Versus vs versus

Tuesday, June 20, 2006

L'eclissi della ragione/2

Le posizioni prese poche settimane fa dal Ministro dell’Università Fabio Mussi in materia di bioetica vanno chiaramente contro alle volontà e gli orientamenti del popolo italiano che attraverso l’astensione massiccia dal referendum sulla legge 40 si era già espresso contro la ricerca sulle cellule staminali embrionali.

Il 16 giugno l’Unione Europea ha dato il via libera a tale tipo di sperimentazioni, seppur con una maggioranza risicata, violando peraltro a nostro avviso la Convenzione di Oviedo che gli Stati membri firmarono nel 1997 e che all’articolo 2 del capitolo I recita: “Gli interessi e il bene dell'essere umano devono avere priorità rispetto al semplice interesse della società o della scienza”.
Questo tipo di ricerca richiede l’uso di embrioni umani che vengono distrutti allo scopo di ricavarne cellule sulle quali sperimentare; e poiché l’embrione umano è vita umana a tutti gli effetti (e ogni altra definizione datagli che non preveda tale status ontologico non può che essere biologicamente falsa, strumentale e compiacente verso le potenti lobby economiche della ricerca che non ricercano il bene dell’umanità tanto quanto il profitto), tali sperimentazioni violano un principio che non è affatto religioso ma ugualmente sacrosanto: non è possibile usare e abusare della vita umana come mezzo, ma è necessario considerarla sempre come fine.

Non ha senso distinguere tra una bioetica laica e una cattolica: la buona bioetica passa per una corretta visione antropologica.

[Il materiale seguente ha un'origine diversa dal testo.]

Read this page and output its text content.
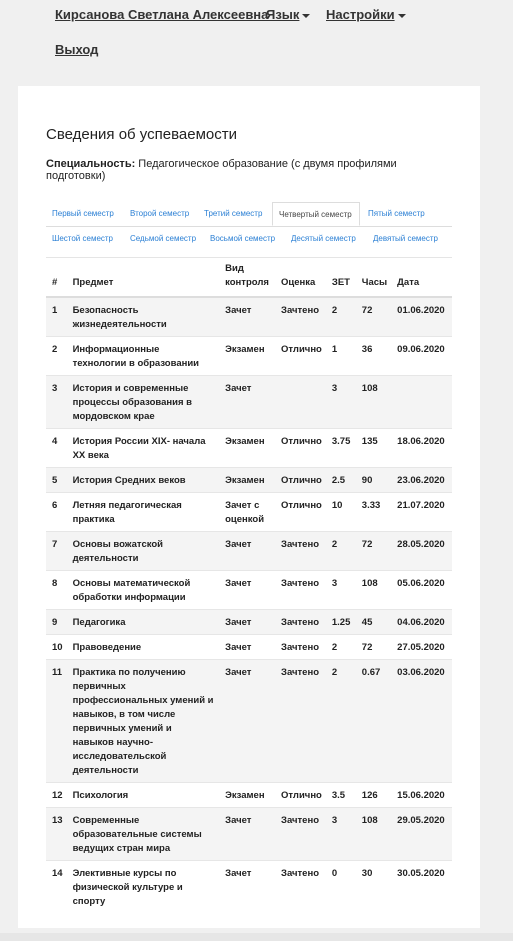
Кирсанова Светлана Алексеевна
Язык	Настройки
Выход
Сведения об успеваемости
Специальность: Педагогическое образование (с двумя профилями подготовки)
Первый семестр	Второй семестр	Третий семестр	Четвертый семестр	Пятый семестр
Шестой семестр	Седьмой семестр	Восьмой семестр	Десятый семестр	Девятый семестр
#	Предмет	Вид контроля	Оценка	ЗЕТ	Часы	Дата
1	Безопасность жизнедеятельности	Зачет	Зачтено	2	72	01.06.2020
2	Информационные технологии в образовании	Экзамен	Отлично	1	36	09.06.2020
3	История и современные процессы образования в мордовском крае	Зачет		3	108	
4	История России XIX- начала XX века	Экзамен	Отлично	3.75	135	18.06.2020
5	История Средних веков	Экзамен	Отлично	2.5	90	23.06.2020
6	Летняя педагогическая практика	Зачет с оценкой	Отлично	10	3.33	21.07.2020
7	Основы вожатской деятельности	Зачет	Зачтено	2	72	28.05.2020
8	Основы математической обработки информации	Зачет	Зачтено	3	108	05.06.2020
9	Педагогика	Зачет	Зачтено	1.25	45	04.06.2020
10	Правоведение	Зачет	Зачтено	2	72	27.05.2020
11	Практика по получению первичных профессиональных умений и навыков, в том числе первичных умений и навыков научно-исследовательской деятельности	Зачет	Зачтено	2	0.67	03.06.2020
12	Психология	Экзамен	Отлично	3.5	126	15.06.2020
13	Современные образовательные системы ведущих стран мира	Зачет	Зачтено	3	108	29.05.2020
14	Элективные курсы по физической культуре и спорту	Зачет	Зачтено	0	30	30.05.2020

È necessario che alla base di ogni ricerca scientifica si considerino i diritti fondamentali dell’essere umano, e l’embrione è essere umano e ne va tutelata l’inviolabilità, l’integrità e la dignità.

Nonostante la volontà popolare, gli italiani si ritroveranno obtorto collo a finanziare ricerche su staminali embrionali, nell’eventualità, tra le altre cose, di stornare fondi alle ricerche che lavorano su staminali adulte, che non pongono particolari dilemmi etici, che hanno finora raggiunto risultati di gran lunga migliori rispetto alla sperimentazione su staminali embrionali, e delle quali in Italia siamo tra i più competenti all’interno della comunità scientifica internazionale.
La ricerca sulle staminali adulte ha già trovato risultati applicati nella prassi medica quotidiana(i trapianti di tessuti, ad esempio), mentre le ricerche su staminali embrionali destano più di una perplessità viste le difficoltà nel controllarne lo sviluppo. Nonostante ciò, tali tipi di ricerche vengono spacciate come la panacea di tutti i mali, mascherandone abilmente il costo etico.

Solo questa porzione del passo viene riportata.